M. Jean-Michel Roulet a indiqué qu'actuellement une simple déclaration suffisait pour se faire enregistrer en tant que formateur. Sur l'ampleur du phénomène, s'il y a peu de plaintes, les signalements se comptent par dizaines.

Il a relevé également le cas d'entreprises entièrement contrôlées par des adeptes de sectes et qui reversent une partie importante de leurs revenus, obtenus par des formations très chères, à leurs « gourous ».

Pour les alerter sur ce problème, la mission a envoyé un millier de courriers aux chambres consulaires et aux chambres économiques, en leur demandant de signaler les cas et d'évaluer le risque. Un bilan des réponses sera dressé dans les dix prochains mois.

M. Jean-Michel Roulet a enfin insisté sur le fait que le développement de la dérive sectaire a réellement eu lieu avec le passage de formations techniques à des formations axées sur le développement personnel, formations qui ont été sous-traitées hors de l'entreprise, avec des résultats qui ne sont pas mesurables.

M. Jean-Claude Carle a demandé quelles étaient les préconisations de la mission pour lutter contre cette dérive sectaire.

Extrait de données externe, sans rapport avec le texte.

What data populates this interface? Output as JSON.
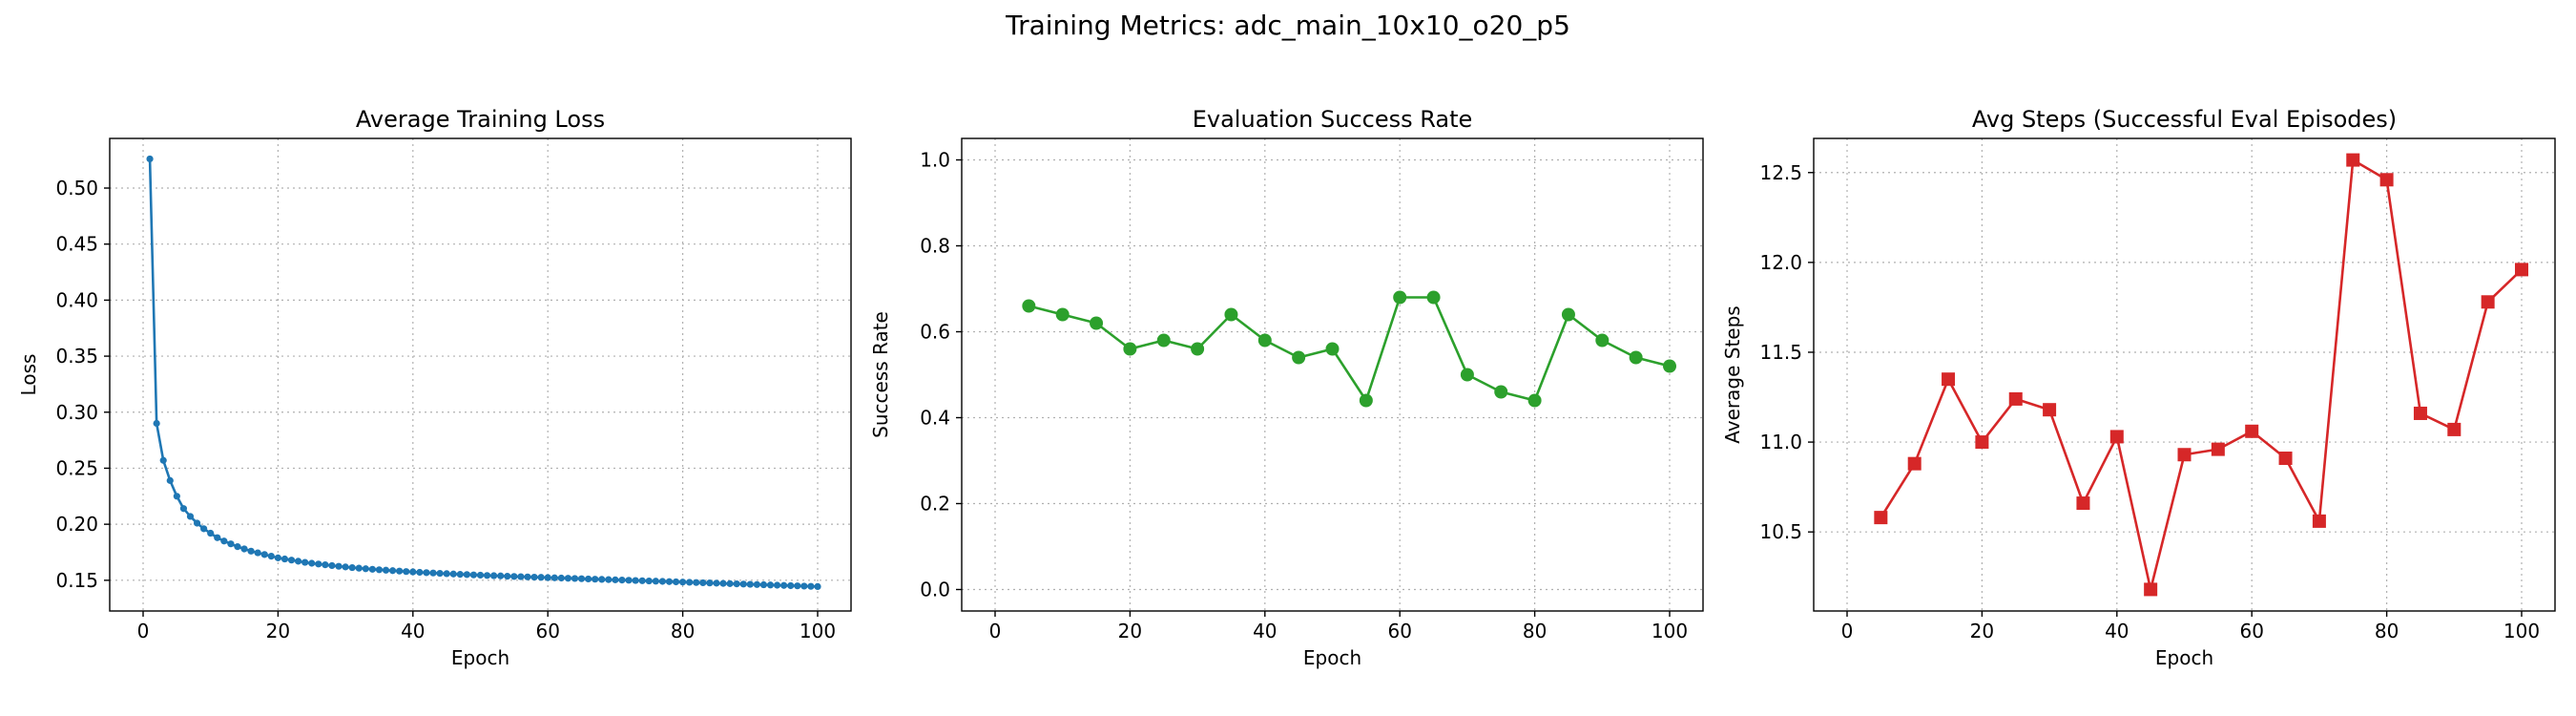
{
  "suptitle": "Training Metrics: adc_main_10x10_o20_p5",
  "chart_data": [
    {
      "type": "line",
      "title": "Average Training Loss",
      "xlabel": "Epoch",
      "ylabel": "Loss",
      "xlim": [
        -4.95,
        104.95
      ],
      "ylim": [
        0.1226,
        0.5443
      ],
      "xticks": [
        0,
        20,
        40,
        60,
        80,
        100
      ],
      "yticks": [
        0.15,
        0.2,
        0.25,
        0.3,
        0.35,
        0.4,
        0.45,
        0.5
      ],
      "ytick_labels": [
        "0.15",
        "0.20",
        "0.25",
        "0.30",
        "0.35",
        "0.40",
        "0.45",
        "0.50"
      ],
      "grid": true,
      "color": "#1f77b4",
      "marker": "circle-small",
      "series": [
        {
          "name": "Average Training Loss",
          "x": [
            1,
            2,
            3,
            4,
            5,
            6,
            7,
            8,
            9,
            10,
            11,
            12,
            13,
            14,
            15,
            16,
            17,
            18,
            19,
            20,
            21,
            22,
            23,
            24,
            25,
            26,
            27,
            28,
            29,
            30,
            31,
            32,
            33,
            34,
            35,
            36,
            37,
            38,
            39,
            40,
            41,
            42,
            43,
            44,
            45,
            46,
            47,
            48,
            49,
            50,
            51,
            52,
            53,
            54,
            55,
            56,
            57,
            58,
            59,
            60,
            61,
            62,
            63,
            64,
            65,
            66,
            67,
            68,
            69,
            70,
            71,
            72,
            73,
            74,
            75,
            76,
            77,
            78,
            79,
            80,
            81,
            82,
            83,
            84,
            85,
            86,
            87,
            88,
            89,
            90,
            91,
            92,
            93,
            94,
            95,
            96,
            97,
            98,
            99,
            100
          ],
          "y": [
            0.526,
            0.29,
            0.257,
            0.239,
            0.225,
            0.214,
            0.207,
            0.201,
            0.196,
            0.192,
            0.188,
            0.185,
            0.1825,
            0.18,
            0.178,
            0.176,
            0.1745,
            0.173,
            0.1715,
            0.17,
            0.169,
            0.168,
            0.167,
            0.166,
            0.1652,
            0.1645,
            0.1638,
            0.1631,
            0.1625,
            0.1619,
            0.1613,
            0.1608,
            0.1603,
            0.1598,
            0.1594,
            0.159,
            0.1586,
            0.1582,
            0.1578,
            0.1575,
            0.1571,
            0.1568,
            0.1565,
            0.1562,
            0.1559,
            0.1556,
            0.1553,
            0.1551,
            0.1548,
            0.1546,
            0.1543,
            0.1541,
            0.1539,
            0.1536,
            0.1534,
            0.1532,
            0.153,
            0.1528,
            0.1526,
            0.1524,
            0.1522,
            0.152,
            0.1518,
            0.1516,
            0.1514,
            0.1512,
            0.151,
            0.1508,
            0.1506,
            0.1504,
            0.1502,
            0.15,
            0.1498,
            0.1496,
            0.1494,
            0.1492,
            0.149,
            0.1488,
            0.1486,
            0.1484,
            0.1482,
            0.148,
            0.1478,
            0.1476,
            0.1474,
            0.1472,
            0.147,
            0.1468,
            0.1466,
            0.1464,
            0.1462,
            0.146,
            0.1458,
            0.1456,
            0.1454,
            0.1452,
            0.145,
            0.1448,
            0.1446,
            0.1444
          ]
        }
      ]
    },
    {
      "type": "line",
      "title": "Evaluation Success Rate",
      "xlabel": "Epoch",
      "ylabel": "Success Rate",
      "xlim": [
        -4.95,
        104.95
      ],
      "ylim": [
        -0.05,
        1.05
      ],
      "xticks": [
        0,
        20,
        40,
        60,
        80,
        100
      ],
      "yticks": [
        0.0,
        0.2,
        0.4,
        0.6,
        0.8,
        1.0
      ],
      "ytick_labels": [
        "0.0",
        "0.2",
        "0.4",
        "0.6",
        "0.8",
        "1.0"
      ],
      "grid": true,
      "color": "#2ca02c",
      "marker": "circle",
      "series": [
        {
          "name": "Evaluation Success Rate",
          "x": [
            5,
            10,
            15,
            20,
            25,
            30,
            35,
            40,
            45,
            50,
            55,
            60,
            65,
            70,
            75,
            80,
            85,
            90,
            95,
            100
          ],
          "y": [
            0.66,
            0.64,
            0.62,
            0.56,
            0.58,
            0.56,
            0.64,
            0.58,
            0.54,
            0.56,
            0.44,
            0.68,
            0.68,
            0.5,
            0.46,
            0.44,
            0.64,
            0.58,
            0.54,
            0.52
          ]
        }
      ]
    },
    {
      "type": "line",
      "title": "Avg Steps (Successful Eval Episodes)",
      "xlabel": "Epoch",
      "ylabel": "Average Steps",
      "xlim": [
        -4.95,
        104.95
      ],
      "ylim": [
        10.06,
        12.69
      ],
      "xticks": [
        0,
        20,
        40,
        60,
        80,
        100
      ],
      "yticks": [
        10.5,
        11.0,
        11.5,
        12.0,
        12.5
      ],
      "ytick_labels": [
        "10.5",
        "11.0",
        "11.5",
        "12.0",
        "12.5"
      ],
      "grid": true,
      "color": "#d62728",
      "marker": "square",
      "series": [
        {
          "name": "Avg Steps (Successful Eval Episodes)",
          "x": [
            5,
            10,
            15,
            20,
            25,
            30,
            35,
            40,
            45,
            50,
            55,
            60,
            65,
            70,
            75,
            80,
            85,
            90,
            95,
            100
          ],
          "y": [
            10.58,
            10.88,
            11.35,
            11.0,
            11.24,
            11.18,
            10.66,
            11.03,
            10.18,
            10.93,
            10.96,
            11.06,
            10.91,
            10.56,
            12.57,
            12.46,
            11.16,
            11.07,
            11.78,
            11.96
          ]
        }
      ]
    }
  ]
}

M. Jean-Michel Roulet a indiqué plusieurs axes :

- la sensibilisation, au niveau régional, des entreprises grâce à la multiplication des réunions ;

- un rapprochement avec le ministère compétent, qui travaille à la mise en place de moyens de contrôle accrus, notamment au niveau de la procédure de déclaration des formateurs ;

- l'information des entreprises sur le fait qu'elles ont intérêt à consulter la Miviludes dès qu'il y a doute (offres de formation assorties de mots très « savants » et de références internationales extravagantes)...

En revanche, M. Jean-Michel Roulet s'est montré sceptique sur l'opportunité d'une nouvelle loi, en suggérant plutôt l'adaptation du dispositif réglementaire.

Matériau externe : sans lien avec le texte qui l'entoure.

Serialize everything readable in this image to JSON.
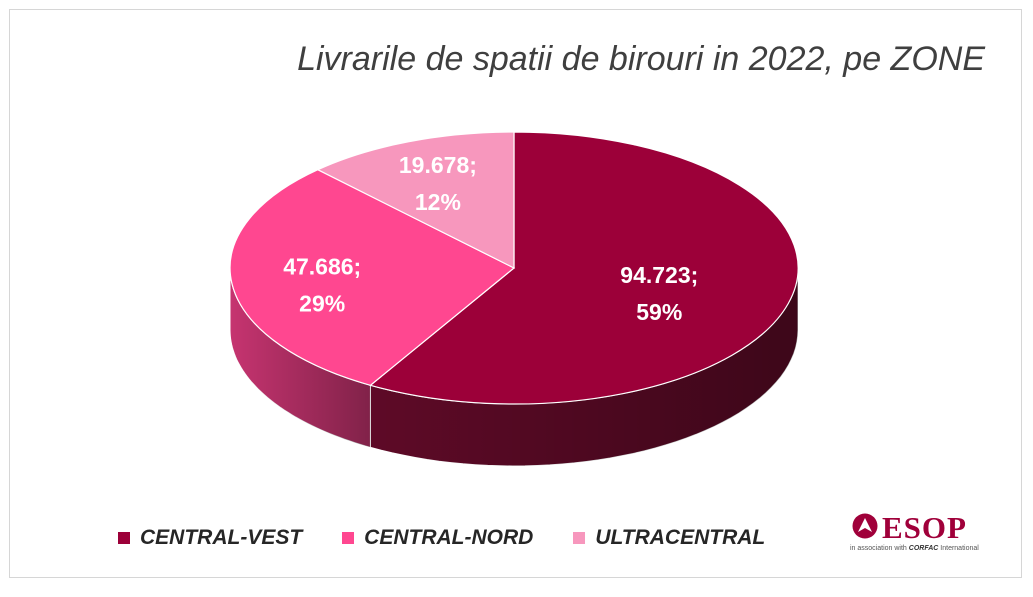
{
  "title": "Livrarile de spatii de birouri in 2022, pe ZONE",
  "chart_data": {
    "type": "pie",
    "title": "Livrarile de spatii de birouri in 2022, pe ZONE",
    "three_d": true,
    "legend_position": "bottom",
    "series": [
      {
        "name": "CENTRAL-VEST",
        "value": 94723,
        "value_label": "94.723",
        "percent": 59,
        "percent_label": "59%",
        "color": "#9c0039",
        "side_color": "#5e0a27"
      },
      {
        "name": "CENTRAL-NORD",
        "value": 47686,
        "value_label": "47.686",
        "percent": 29,
        "percent_label": "29%",
        "color": "#ff4790",
        "side_color": "#c63470"
      },
      {
        "name": "ULTRACENTRAL",
        "value": 19678,
        "value_label": "19.678",
        "percent": 12,
        "percent_label": "12%",
        "color": "#f797bd",
        "side_color": "#c97396"
      }
    ]
  },
  "logo": {
    "name": "ESOP",
    "tagline_prefix": "in association with",
    "tagline_brand": "CORFAC",
    "tagline_suffix": "International",
    "brand_color": "#a0003a"
  }
}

Il a également précisé que, pour l'instant, une seule condamnation a été prononcée, malgré les nombreuses plaintes déposées, notamment pour abus de confiance dans le cadre de la loi du 12 juin 2001, dite loi About-Picard.

Mme Isabelle Debré a noté l'importance du rôle des associations de défense des victimes et de leurs familles.

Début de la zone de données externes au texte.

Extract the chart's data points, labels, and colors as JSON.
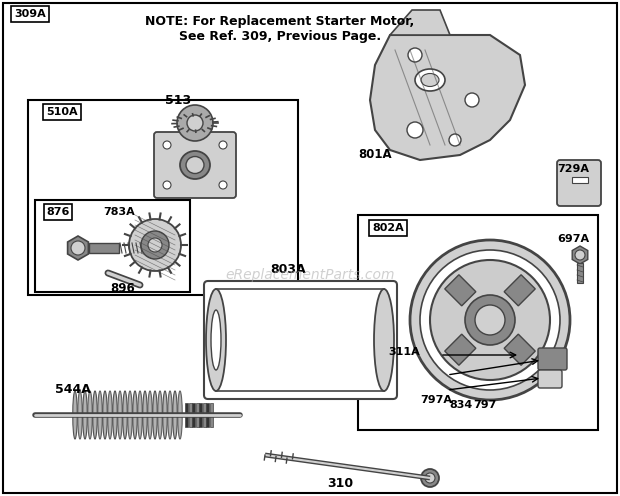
{
  "bg_color": "#ffffff",
  "line_color": "#000000",
  "gray_light": "#d0d0d0",
  "gray_mid": "#888888",
  "gray_dark": "#444444",
  "watermark": "eReplacementParts.com",
  "note_line1": "NOTE: For Replacement Starter Motor,",
  "note_line2": "See Ref. 309, Previous Page.",
  "fig_w": 6.2,
  "fig_h": 4.96,
  "dpi": 100
}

M. Jean-Michel Roulet a précisé qu'il existe dans chaque préfecture un correspondant « sectes » et qu'une réunion annuelle est organisée sur le sujet.

M. Bernard Seillier, rapporteur, l'a ensuite interrogé sur l'existence éventuelle d'un lien entre le stress des cadres et le développement sectaire, ainsi que sur l'impact financier de ce phénomène.

M. Jean-Michel Roulet a noté que la manipulation mentale, identifiable en fonction d'une douzaine de critères, est au fondement de la dérive sectaire. La recherche de performances conduit à « toucher » au plus profond de l'identité des personnes, et des conséquences très graves peuvent en résulter. Tout ceci justifie pleinement l'action de l'Etat. Il a également estimé qu'environ 10 % des dépenses de formation professionnelle sont détournés au profit de sectes.

Mme Annie David a demandé s'il était possible d'améliorer le fichage de ces sectes pour les empêcher de nuire.

M. Jean-Michel Roulet a mentionné l'évolution juridique très importante engagée depuis 1995, date de l'affaire de l'Ordre du temple solaire, tout en notant la difficulté de suivre un paysage sectaire en constante évolution.